Its software also helps bring all of a patient’s conditions and care providers into a single area to better coordinate their care. If a patient is homeless, for example, their social worker would be listed along with their primary-care provider who is helping them manage diabetes.
Belong employs nurses to help treat patients at home. It also wants to help with hospice and palliative care.
One way Belong appeals to smaller, local facilities is by analyzing and sharing data from multiple sources, Krashinsky said. Many of those companies don’t have the capacity to analyze their patients’ data, he said, or if they do, they have access to a smaller subset that provides an incomplete picture of a patient’s overall health.
Belong works with healthcare-company partners so that it’s not starting completely from scratch, Krashinsky said.
Many prospective Belong partners don’t have adequate funding for modern software upgrades, Krashinsky said. Belong was built to accommodate a variety of technology systems that a local clinic or insurance provider may already rely on, he added.
It can also use other data sources a partner may already be using. That can help merge all areas in which a patient may be receiving healthcare or other community support, Foley said.
Starting January 1, Belong Health will be available in partnership with MVP Health Care. It will launch in the Hudson River Valley and communities around Albany, New York, Foley said. In the first year, he said he anticipated that Belong would serve up to 3,000 members.
Krashinsky said that it was common for Healthcare Foundry companies to launch with what he called an “anchor partner.” In effect, the startup can essentially build tools specifically with the partner in mind before officially launching.
Foley said Belong Health’s expansion was realistic and that he hoped to serve patients throughout New York state over the next several years. He said he may add partners in other states over time but that the relationships with those partners took a substantial amount of time and effort to build.
Medicaid plans are managed by states’ departments of health, which presents Belong Health with several prospective partners to pursue. This strategy also makes managing the differences between state and federal plans more challenging, Foley said.

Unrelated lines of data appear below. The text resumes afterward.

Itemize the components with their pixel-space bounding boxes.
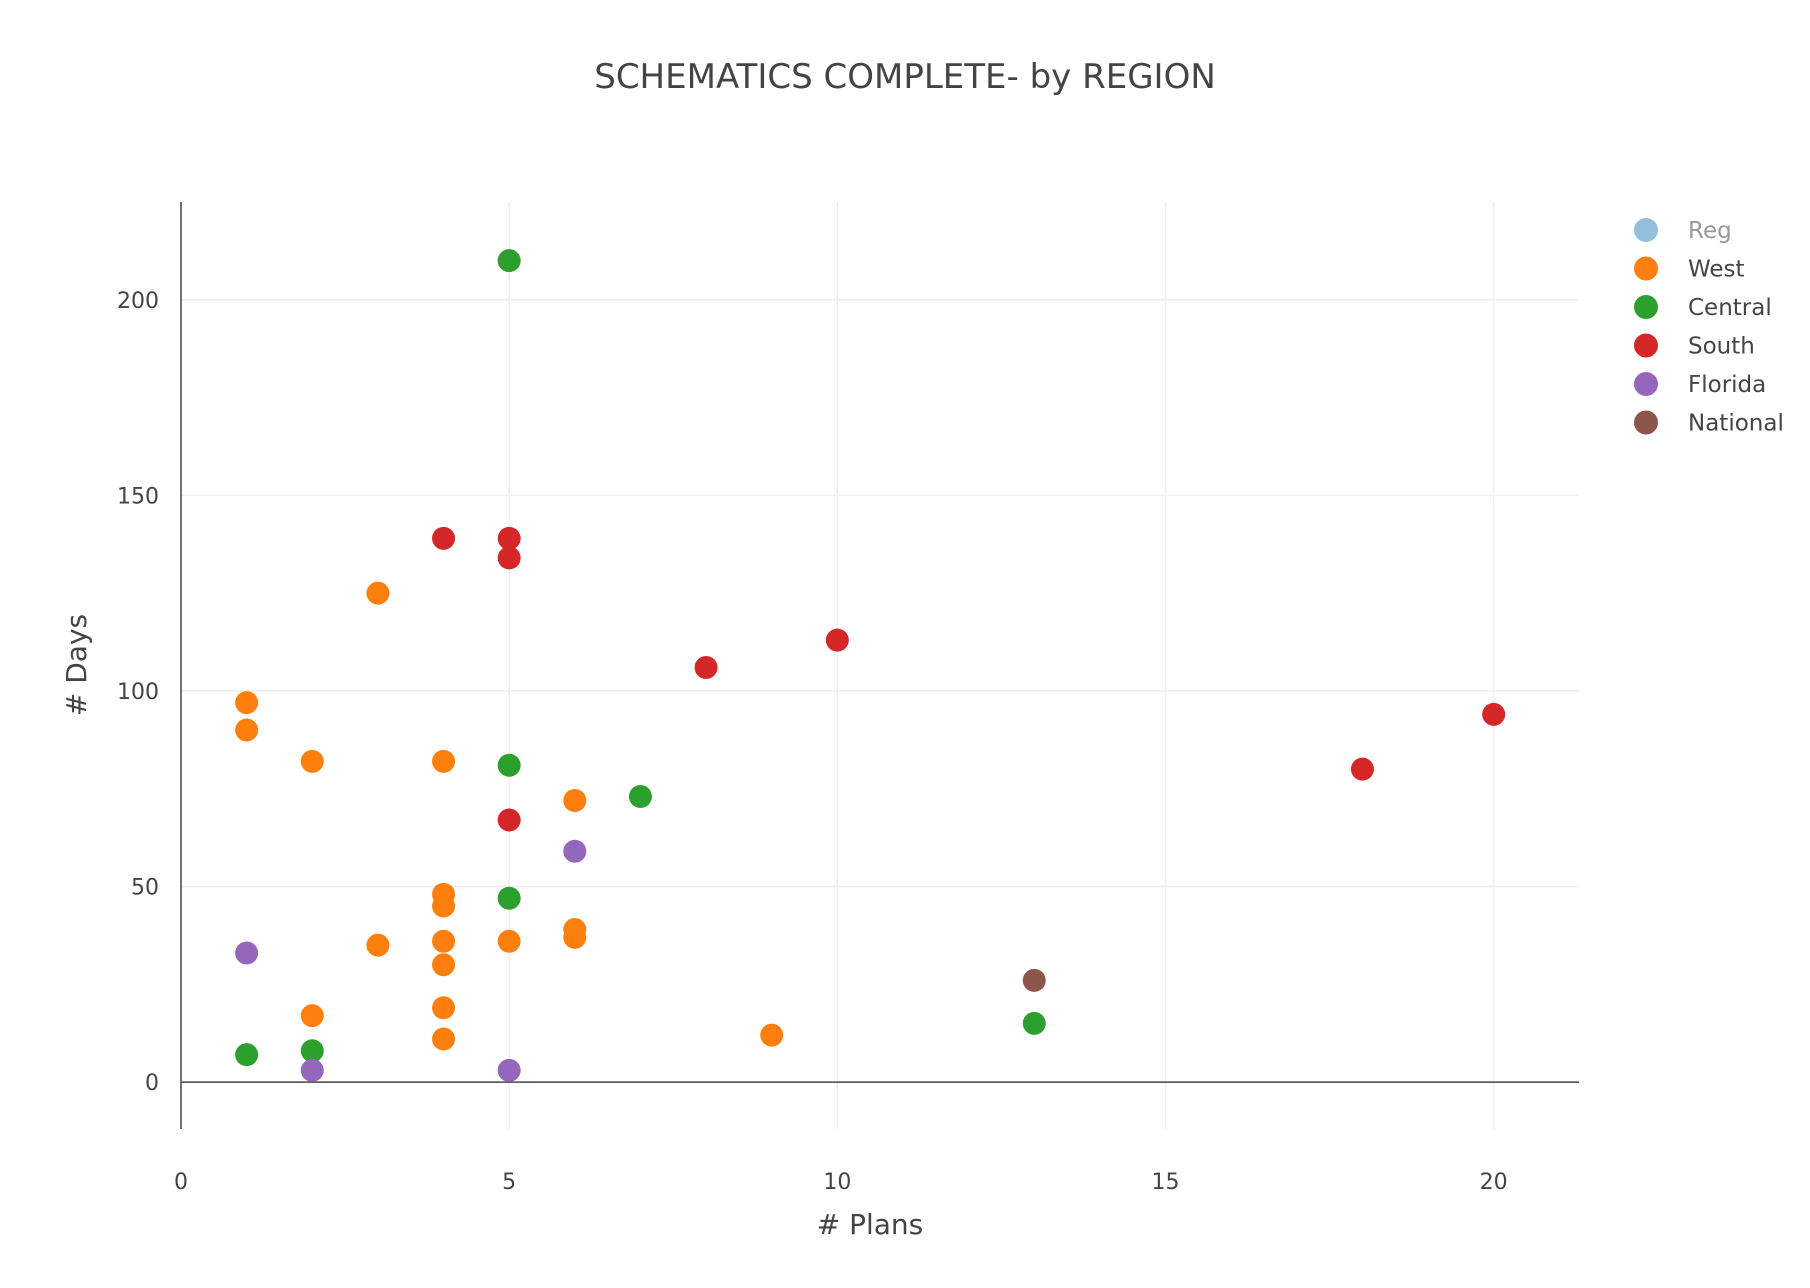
legend-label-reg: Reg — [1688, 218, 1732, 244]
legend-marker-west — [1634, 256, 1658, 281]
data-point-west — [432, 1027, 456, 1051]
data-point-west — [300, 749, 324, 773]
legend-label-florida: Florida — [1688, 372, 1766, 398]
data-point-south — [1482, 702, 1506, 726]
data-point-west — [497, 929, 521, 953]
data-point-central — [300, 1039, 324, 1063]
data-point-central — [497, 249, 521, 273]
data-point-south — [1350, 757, 1374, 781]
data-point-south — [432, 526, 456, 550]
legend-label-west: West — [1688, 257, 1745, 283]
data-point-central — [497, 753, 521, 777]
data-point-central — [1022, 1011, 1046, 1035]
y-axis-title: # Days — [60, 614, 93, 716]
y-tick-label: 100 — [117, 680, 159, 705]
y-tick-label: 150 — [117, 484, 159, 509]
x-tick-label: 10 — [823, 1170, 851, 1195]
data-point-west — [366, 933, 390, 957]
data-point-west — [300, 1004, 324, 1028]
y-tick-label: 50 — [131, 875, 159, 900]
x-tick-label: 5 — [502, 1170, 516, 1195]
legend: Reg West Central South Florida National — [1634, 218, 1784, 437]
data-point-florida — [563, 839, 587, 863]
legend-label-south: South — [1688, 334, 1755, 360]
data-point-south — [694, 655, 718, 679]
data-point-west — [432, 953, 456, 977]
data-point-south — [497, 808, 521, 832]
x-tick-label: 20 — [1480, 1170, 1508, 1195]
data-point-central — [497, 886, 521, 910]
data-point-central — [235, 1043, 259, 1067]
y-tick-label: 200 — [117, 289, 159, 314]
legend-marker-reg — [1634, 218, 1658, 242]
legend-marker-florida — [1634, 372, 1658, 396]
data-point-west — [432, 929, 456, 953]
legend-label-national: National — [1688, 411, 1784, 437]
legend-marker-central — [1634, 295, 1658, 319]
data-point-central — [628, 785, 652, 809]
chart-title: SCHEMATICS COMPLETE- by REGION — [594, 57, 1216, 97]
data-point-west — [432, 894, 456, 918]
data-point-florida — [300, 1058, 324, 1082]
data-point-south — [497, 526, 521, 550]
legend-label-central: Central — [1688, 295, 1772, 321]
data-point-west — [432, 749, 456, 773]
data-point-west — [235, 718, 259, 742]
data-point-west — [235, 691, 259, 715]
data-point-west — [366, 581, 390, 605]
x-tick-label: 15 — [1152, 1170, 1180, 1195]
grid — [181, 202, 1579, 1129]
axes — [180, 202, 1579, 1129]
y-tick-label: 0 — [145, 1071, 159, 1096]
legend-marker-national — [1634, 410, 1658, 435]
data-point-south — [825, 628, 849, 652]
x-axis-title: # Plans — [817, 1208, 924, 1241]
data-point-national — [1022, 968, 1046, 992]
data-point-south — [497, 546, 521, 570]
data-point-west — [563, 788, 587, 812]
data-point-florida — [235, 941, 259, 965]
x-tick-label: 0 — [174, 1170, 188, 1195]
data-point-west — [432, 996, 456, 1020]
data-points — [235, 249, 1506, 1082]
data-point-west — [563, 925, 587, 949]
data-point-florida — [497, 1058, 521, 1082]
data-point-west — [760, 1023, 784, 1047]
legend-marker-south — [1634, 333, 1658, 358]
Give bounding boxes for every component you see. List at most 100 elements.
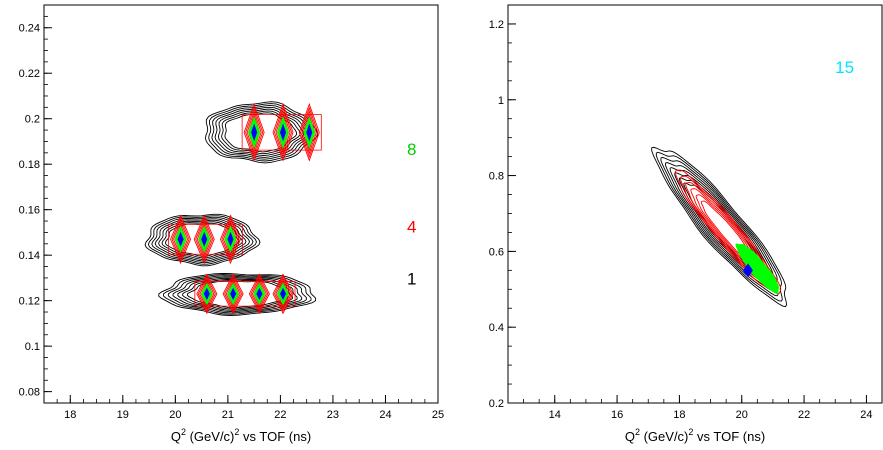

Expanding to more states beyond New York will be a years-long process, Foley and Krashinsky said. Part of the $40 million investment will likely go toward building tools for other regions.
Through its partnership model, Belong Health shares risk with the companies providing the insurance plans. If the insurance plan isn’t saving money, Belong Health doesn’t make money, Foley said.
Foley said Belong would invest in developing software, hiring professionals, and eventually building out clinics before the startup made money. Over time, the savings will get split between Belong and its partner.
“Belong is a decade-long bet on this market exploding in growth,” Makhzoumi, the NEA general partner and Belong board member, told Insider after saying that investing in a company with the early results Belong had was a “no-brainer.”
Belong Health will use the funds to hire more care providers in New York, as well as engineers and other employees to build the software patients and doctors have requested, Foley said.